Secure Private Open-Source Video Conferencing without unwanted guests
- by joeri
- April 6, 2021
If there’s one experience that sums up the pandemic for most of us who have been fortunate enough not to encounter the virus in person, it’s the lockdown. Day after day at home, it may be boring and monotonous, but we’re fighting the spread of the virus by doing it so it remains essential. Our lives must go on though, so if there’s another thing we’ll remember from all this it will be the video conference. The office and school have been replaced by our phones and laptops, and a new etiquette has evolved. If you’ve carefully arranged a bookcase full of impressive tomes in the background or you’ve persuaded everyone you’re not really still in bed by putting a shirt on and brushing your hair, we salute you!
The commercial video conferencing apps and websites that have become so familiar may have helped us get through all this, but they are not without their own problems. The interests of a large tech company don’t always coincide with those of an end user, and its provider will inevitably see it as a target for data mining and monetisation. Then there’s a new word that’s entered the lexicon in the last year, Zoombombing. It refers to the practice of intruders gaining entry to the video calls of others for the purpose of disruption, and though it is derived from the name of one service it has in practice appeared in more than one place.
If strangers can gatecrash your video call and cause mischief, perhaps a more serious consequence is that bad actors can insert themselves into calls and impersonate a genuine participant. You may have seen in the news from November 2021 that the RTL Nieuws journalist Daniel Verlaan gained access to an online European defence conference after its credentials were unintentionally leaked by a politician. He identified himself as a journalist and the meeting was promptly ended, but imagine for a minute that he had been an agent of a third party state who had not. He could have sat there in a sober suit with a politician’s home office background, and listened to the whole meeting undetected among the mosaic of genuine participants. The security on video conferencing systems even at the highest level can often be woefully inadequate, and clearly some means of verifying the identity of those who join them is called for
Perhaps most serious of the flaws with proprietary services comes in their apps. You may be used to permission pop-ups when you install a new app on your phone, for instance asking to use your camera or microphone. You trust an app because it comes from a company you have heard of, but do you know what the app is really doing?
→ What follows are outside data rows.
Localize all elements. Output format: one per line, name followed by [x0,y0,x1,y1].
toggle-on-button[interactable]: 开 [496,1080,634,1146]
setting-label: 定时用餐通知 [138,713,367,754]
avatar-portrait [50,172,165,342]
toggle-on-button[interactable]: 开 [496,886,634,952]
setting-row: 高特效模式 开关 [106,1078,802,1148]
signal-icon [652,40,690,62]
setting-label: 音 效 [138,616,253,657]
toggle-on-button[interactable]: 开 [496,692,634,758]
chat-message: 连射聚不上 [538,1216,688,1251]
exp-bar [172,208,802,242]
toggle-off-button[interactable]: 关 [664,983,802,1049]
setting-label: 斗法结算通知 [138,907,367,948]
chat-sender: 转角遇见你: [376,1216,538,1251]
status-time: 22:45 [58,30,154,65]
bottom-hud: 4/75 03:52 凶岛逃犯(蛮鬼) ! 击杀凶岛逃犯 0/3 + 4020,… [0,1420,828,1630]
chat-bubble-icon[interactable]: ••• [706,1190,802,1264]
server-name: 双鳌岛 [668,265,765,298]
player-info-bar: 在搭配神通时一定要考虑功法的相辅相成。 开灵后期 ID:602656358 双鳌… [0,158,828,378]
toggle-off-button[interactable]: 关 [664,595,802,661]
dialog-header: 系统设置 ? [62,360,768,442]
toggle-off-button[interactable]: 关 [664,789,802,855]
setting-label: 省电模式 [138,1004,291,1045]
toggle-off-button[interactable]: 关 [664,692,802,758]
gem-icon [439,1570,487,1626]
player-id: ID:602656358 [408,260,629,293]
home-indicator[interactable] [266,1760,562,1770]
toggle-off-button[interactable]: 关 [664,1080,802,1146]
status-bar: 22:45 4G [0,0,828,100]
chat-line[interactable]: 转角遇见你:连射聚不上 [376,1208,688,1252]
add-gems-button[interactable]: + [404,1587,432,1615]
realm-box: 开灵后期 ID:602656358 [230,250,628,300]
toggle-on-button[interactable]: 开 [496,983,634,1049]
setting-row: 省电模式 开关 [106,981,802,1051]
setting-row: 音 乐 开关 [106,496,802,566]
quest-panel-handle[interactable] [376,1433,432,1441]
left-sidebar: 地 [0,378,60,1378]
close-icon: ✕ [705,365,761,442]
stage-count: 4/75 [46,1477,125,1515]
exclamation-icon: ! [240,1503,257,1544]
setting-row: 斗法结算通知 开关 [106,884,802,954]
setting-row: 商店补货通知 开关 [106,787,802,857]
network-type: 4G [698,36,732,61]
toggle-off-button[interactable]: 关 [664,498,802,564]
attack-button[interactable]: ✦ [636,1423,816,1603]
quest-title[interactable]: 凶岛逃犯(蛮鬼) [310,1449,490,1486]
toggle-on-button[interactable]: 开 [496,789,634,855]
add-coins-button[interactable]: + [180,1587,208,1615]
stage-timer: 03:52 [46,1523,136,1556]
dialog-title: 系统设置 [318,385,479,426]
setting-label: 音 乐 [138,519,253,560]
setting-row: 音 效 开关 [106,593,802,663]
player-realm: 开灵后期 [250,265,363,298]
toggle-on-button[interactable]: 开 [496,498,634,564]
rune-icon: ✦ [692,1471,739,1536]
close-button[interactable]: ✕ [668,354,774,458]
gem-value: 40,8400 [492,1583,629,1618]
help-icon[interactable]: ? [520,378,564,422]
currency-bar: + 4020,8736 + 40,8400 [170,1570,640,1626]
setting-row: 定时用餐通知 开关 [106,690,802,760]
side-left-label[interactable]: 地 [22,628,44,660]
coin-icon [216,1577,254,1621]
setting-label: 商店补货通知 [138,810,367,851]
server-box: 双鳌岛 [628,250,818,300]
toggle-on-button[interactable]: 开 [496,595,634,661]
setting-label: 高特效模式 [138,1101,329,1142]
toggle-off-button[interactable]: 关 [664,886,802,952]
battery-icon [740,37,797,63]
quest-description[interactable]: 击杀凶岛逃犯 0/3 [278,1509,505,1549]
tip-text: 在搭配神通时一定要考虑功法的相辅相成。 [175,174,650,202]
In autumn 2021 there was concern from security researchers over the spyware capabilities of the popular TikTok video sharing app, and if there’s a lesson to take away from that it’s that putting your privacy in the hands of closed-source code can be a minefield.
The solution offered by IRMA-meet attempts to address these challenges, by combining Privacy By Design’s open-source IRMA secure authentication app technology, and the popular BigBlueButton open-source video conferencing and collaboration system. IRMA is an open-source system for securely verifying identity while retaining privacy, and it takes the form of an app that allows you to verify yourself while remaining in control of how much personal data is revealed. This alongside BigBlueButton and top-notch infrastructure from ProcoliX yields a secure and private space for online meetings without the need to worry about snooping, spyware, or uninvited guests.